Be sure to test your fixer as it does lose potency over time.

Dark Bag. Film has to be loaded in total darkness. Red lights are only good for film paper, not the film itself. This presents problems for those of us without access to completely light-tight rooms. Enter the Paterson Changing Bag. It looks like a T-shirt, but is really a light safe bag with sleeves to put your hands in while you load your film onto the developing spool. After a few runs working with this bag, loading spools is second nature.

This is my dark bag. There are many like it, but this one is mine.

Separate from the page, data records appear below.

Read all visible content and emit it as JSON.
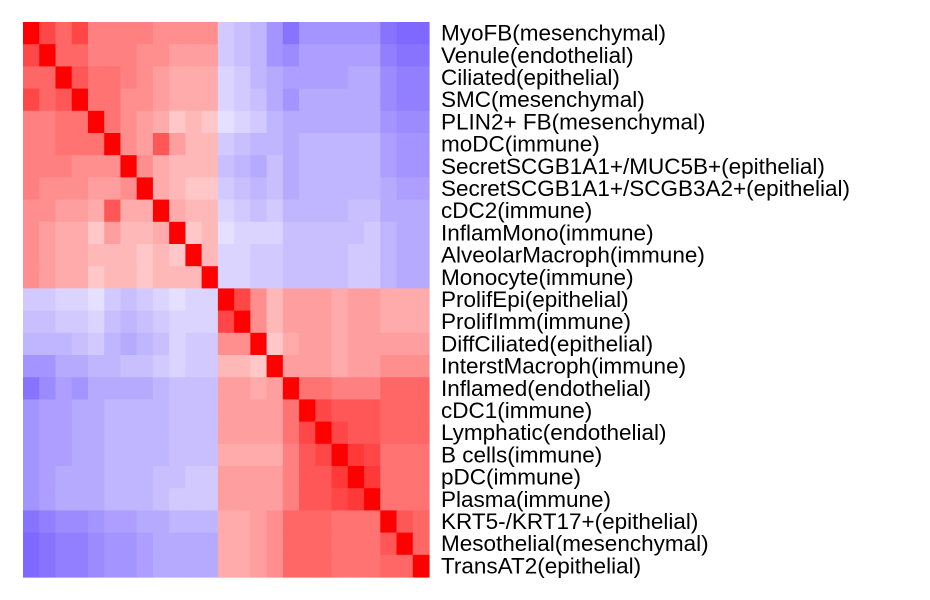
{
  "chart_data": {
    "type": "heatmap",
    "title": "",
    "xlabel": "",
    "ylabel": "",
    "col_labels_shown": false,
    "row_labels_side": "right",
    "symmetric": true,
    "scale": {
      "min": -1,
      "max": 1,
      "low_color": "#5a3dff",
      "mid_color": "#ffffff",
      "high_color": "#ff0000"
    },
    "labels": [
      "MyoFB(mesenchymal)",
      "Venule(endothelial)",
      "Ciliated(epithelial)",
      "SMC(mesenchymal)",
      "PLIN2+ FB(mesenchymal)",
      "moDC(immune)",
      "SecretSCGB1A1+/MUC5B+(epithelial)",
      "SecretSCGB1A1+/SCGB3A2+(epithelial)",
      "cDC2(immune)",
      "InflamMono(immune)",
      "AlveolarMacroph(immune)",
      "Monocyte(immune)",
      "ProlifEpi(epithelial)",
      "ProlifImm(immune)",
      "DiffCiliated(epithelial)",
      "InterstMacroph(immune)",
      "Inflamed(endothelial)",
      "cDC1(immune)",
      "Lymphatic(endothelial)",
      "B cells(immune)",
      "pDC(immune)",
      "Plasma(immune)",
      "KRT5-/KRT17+(epithelial)",
      "Mesothelial(mesenchymal)",
      "TransAT2(epithelial)"
    ],
    "values": [
      [
        1.0,
        0.72,
        0.6,
        0.72,
        0.5,
        0.5,
        0.5,
        0.5,
        0.44,
        0.44,
        0.44,
        0.44,
        -0.28,
        -0.33,
        -0.38,
        -0.55,
        -0.72,
        -0.55,
        -0.55,
        -0.55,
        -0.55,
        -0.55,
        -0.72,
        -0.78,
        -0.78
      ],
      [
        0.72,
        1.0,
        0.6,
        0.6,
        0.5,
        0.5,
        0.5,
        0.44,
        0.44,
        0.38,
        0.38,
        0.38,
        -0.28,
        -0.33,
        -0.38,
        -0.55,
        -0.6,
        -0.5,
        -0.5,
        -0.5,
        -0.5,
        -0.5,
        -0.66,
        -0.72,
        -0.72
      ],
      [
        0.6,
        0.6,
        1.0,
        0.66,
        0.55,
        0.55,
        0.5,
        0.44,
        0.38,
        0.33,
        0.33,
        0.33,
        -0.22,
        -0.28,
        -0.38,
        -0.44,
        -0.5,
        -0.5,
        -0.5,
        -0.5,
        -0.44,
        -0.44,
        -0.6,
        -0.66,
        -0.66
      ],
      [
        0.72,
        0.6,
        0.66,
        1.0,
        0.55,
        0.55,
        0.44,
        0.44,
        0.38,
        0.33,
        0.33,
        0.33,
        -0.22,
        -0.28,
        -0.33,
        -0.44,
        -0.55,
        -0.44,
        -0.44,
        -0.44,
        -0.44,
        -0.44,
        -0.6,
        -0.66,
        -0.66
      ],
      [
        0.5,
        0.5,
        0.55,
        0.55,
        1.0,
        0.55,
        0.44,
        0.38,
        0.33,
        0.22,
        0.28,
        0.22,
        -0.16,
        -0.22,
        -0.28,
        -0.38,
        -0.44,
        -0.44,
        -0.44,
        -0.44,
        -0.44,
        -0.44,
        -0.55,
        -0.6,
        -0.6
      ],
      [
        0.5,
        0.5,
        0.55,
        0.55,
        0.55,
        1.0,
        0.44,
        0.38,
        0.66,
        0.38,
        0.28,
        0.28,
        -0.28,
        -0.33,
        -0.38,
        -0.38,
        -0.44,
        -0.38,
        -0.38,
        -0.38,
        -0.38,
        -0.38,
        -0.5,
        -0.55,
        -0.55
      ],
      [
        0.5,
        0.5,
        0.5,
        0.44,
        0.44,
        0.44,
        1.0,
        0.44,
        0.33,
        0.28,
        0.28,
        0.28,
        -0.33,
        -0.38,
        -0.44,
        -0.33,
        -0.44,
        -0.38,
        -0.38,
        -0.38,
        -0.38,
        -0.38,
        -0.5,
        -0.55,
        -0.55
      ],
      [
        0.5,
        0.44,
        0.44,
        0.44,
        0.38,
        0.38,
        0.44,
        1.0,
        0.33,
        0.28,
        0.22,
        0.22,
        -0.28,
        -0.33,
        -0.38,
        -0.33,
        -0.44,
        -0.38,
        -0.38,
        -0.38,
        -0.38,
        -0.38,
        -0.44,
        -0.5,
        -0.5
      ],
      [
        0.44,
        0.44,
        0.38,
        0.38,
        0.33,
        0.66,
        0.33,
        0.33,
        1.0,
        0.33,
        0.28,
        0.28,
        -0.22,
        -0.28,
        -0.33,
        -0.28,
        -0.38,
        -0.38,
        -0.38,
        -0.38,
        -0.33,
        -0.33,
        -0.44,
        -0.44,
        -0.44
      ],
      [
        0.44,
        0.38,
        0.33,
        0.33,
        0.22,
        0.38,
        0.28,
        0.28,
        0.33,
        1.0,
        0.22,
        0.28,
        -0.16,
        -0.22,
        -0.22,
        -0.22,
        -0.33,
        -0.33,
        -0.33,
        -0.33,
        -0.33,
        -0.28,
        -0.38,
        -0.44,
        -0.44
      ],
      [
        0.44,
        0.38,
        0.33,
        0.33,
        0.28,
        0.28,
        0.28,
        0.22,
        0.28,
        0.22,
        1.0,
        0.28,
        -0.22,
        -0.22,
        -0.28,
        -0.28,
        -0.33,
        -0.33,
        -0.33,
        -0.33,
        -0.28,
        -0.28,
        -0.38,
        -0.44,
        -0.44
      ],
      [
        0.44,
        0.38,
        0.33,
        0.33,
        0.22,
        0.28,
        0.28,
        0.22,
        0.28,
        0.28,
        0.28,
        1.0,
        -0.22,
        -0.22,
        -0.28,
        -0.28,
        -0.33,
        -0.33,
        -0.33,
        -0.33,
        -0.28,
        -0.28,
        -0.38,
        -0.44,
        -0.44
      ],
      [
        -0.28,
        -0.28,
        -0.22,
        -0.22,
        -0.16,
        -0.28,
        -0.33,
        -0.28,
        -0.22,
        -0.16,
        -0.22,
        -0.22,
        1.0,
        0.72,
        0.44,
        0.28,
        0.38,
        0.38,
        0.38,
        0.33,
        0.38,
        0.38,
        0.33,
        0.33,
        0.33
      ],
      [
        -0.33,
        -0.33,
        -0.28,
        -0.28,
        -0.22,
        -0.33,
        -0.38,
        -0.33,
        -0.28,
        -0.22,
        -0.22,
        -0.22,
        0.72,
        1.0,
        0.44,
        0.28,
        0.38,
        0.38,
        0.38,
        0.33,
        0.38,
        0.38,
        0.33,
        0.33,
        0.33
      ],
      [
        -0.38,
        -0.38,
        -0.38,
        -0.33,
        -0.28,
        -0.38,
        -0.44,
        -0.38,
        -0.33,
        -0.22,
        -0.28,
        -0.28,
        0.44,
        0.44,
        1.0,
        0.22,
        0.33,
        0.38,
        0.38,
        0.33,
        0.38,
        0.38,
        0.38,
        0.38,
        0.38
      ],
      [
        -0.55,
        -0.55,
        -0.44,
        -0.44,
        -0.38,
        -0.38,
        -0.33,
        -0.33,
        -0.28,
        -0.22,
        -0.28,
        -0.28,
        0.28,
        0.28,
        0.22,
        1.0,
        0.38,
        0.38,
        0.38,
        0.33,
        0.38,
        0.38,
        0.44,
        0.44,
        0.44
      ],
      [
        -0.72,
        -0.6,
        -0.5,
        -0.55,
        -0.44,
        -0.44,
        -0.44,
        -0.44,
        -0.38,
        -0.33,
        -0.33,
        -0.33,
        0.38,
        0.38,
        0.33,
        0.38,
        1.0,
        0.55,
        0.55,
        0.5,
        0.5,
        0.5,
        0.6,
        0.6,
        0.6
      ],
      [
        -0.55,
        -0.5,
        -0.5,
        -0.44,
        -0.44,
        -0.38,
        -0.38,
        -0.38,
        -0.38,
        -0.33,
        -0.33,
        -0.33,
        0.38,
        0.38,
        0.38,
        0.38,
        0.55,
        1.0,
        0.72,
        0.66,
        0.66,
        0.66,
        0.6,
        0.6,
        0.6
      ],
      [
        -0.55,
        -0.5,
        -0.5,
        -0.44,
        -0.44,
        -0.38,
        -0.38,
        -0.38,
        -0.38,
        -0.33,
        -0.33,
        -0.33,
        0.38,
        0.38,
        0.38,
        0.38,
        0.55,
        0.72,
        1.0,
        0.72,
        0.66,
        0.66,
        0.6,
        0.6,
        0.6
      ],
      [
        -0.55,
        -0.5,
        -0.5,
        -0.44,
        -0.44,
        -0.38,
        -0.38,
        -0.38,
        -0.38,
        -0.33,
        -0.33,
        -0.33,
        0.33,
        0.33,
        0.33,
        0.33,
        0.5,
        0.66,
        0.72,
        1.0,
        0.78,
        0.72,
        0.55,
        0.55,
        0.55
      ],
      [
        -0.55,
        -0.5,
        -0.44,
        -0.44,
        -0.44,
        -0.38,
        -0.38,
        -0.38,
        -0.33,
        -0.33,
        -0.28,
        -0.28,
        0.38,
        0.38,
        0.38,
        0.38,
        0.5,
        0.66,
        0.66,
        0.78,
        1.0,
        0.78,
        0.55,
        0.55,
        0.55
      ],
      [
        -0.55,
        -0.5,
        -0.44,
        -0.44,
        -0.44,
        -0.38,
        -0.38,
        -0.38,
        -0.33,
        -0.28,
        -0.28,
        -0.28,
        0.38,
        0.38,
        0.38,
        0.38,
        0.5,
        0.66,
        0.66,
        0.72,
        0.78,
        1.0,
        0.55,
        0.55,
        0.55
      ],
      [
        -0.72,
        -0.66,
        -0.6,
        -0.6,
        -0.55,
        -0.5,
        -0.5,
        -0.44,
        -0.44,
        -0.38,
        -0.38,
        -0.38,
        0.33,
        0.33,
        0.38,
        0.44,
        0.6,
        0.6,
        0.6,
        0.55,
        0.55,
        0.55,
        1.0,
        0.66,
        0.6
      ],
      [
        -0.78,
        -0.72,
        -0.66,
        -0.66,
        -0.6,
        -0.55,
        -0.55,
        -0.5,
        -0.44,
        -0.44,
        -0.44,
        -0.44,
        0.33,
        0.33,
        0.38,
        0.44,
        0.6,
        0.6,
        0.6,
        0.55,
        0.55,
        0.55,
        0.66,
        1.0,
        0.6
      ],
      [
        -0.78,
        -0.72,
        -0.66,
        -0.66,
        -0.6,
        -0.55,
        -0.55,
        -0.5,
        -0.44,
        -0.44,
        -0.44,
        -0.44,
        0.33,
        0.33,
        0.38,
        0.44,
        0.6,
        0.6,
        0.6,
        0.55,
        0.55,
        0.55,
        0.6,
        0.6,
        1.0
      ]
    ]
  }
}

The process itself is very straight forward: develop, stop, fix. Some photographers use a drying agent to prevent spots on the film, but I just use a drop of dish soap in the rinse after I’m done fixing. Most of the chemicals are toxic, so the less I use the better I feel about developing film.

Developing film isn’t hard to do. It’s actually fun. It feels like Christmas since developing each roll and seeing the results is like opening presents. It’s also not expensive. A complete lab setup plus the camera and a year of film is less than a new DSLR. Light safe tank and bag are about $50. The chemicals will run another $30. Misc supplies like the measuring cups and stuff are able $10. The scanner, arguably the most expensive part, will cost $150-$200. Throw in a camera for another $50 (or less) and you’ve got the whole rig, ready to start your awesome film adventures.

Leica M3, Voigtlander Nokton 50mm f/1.5 … no, you can’t get this camera for $50.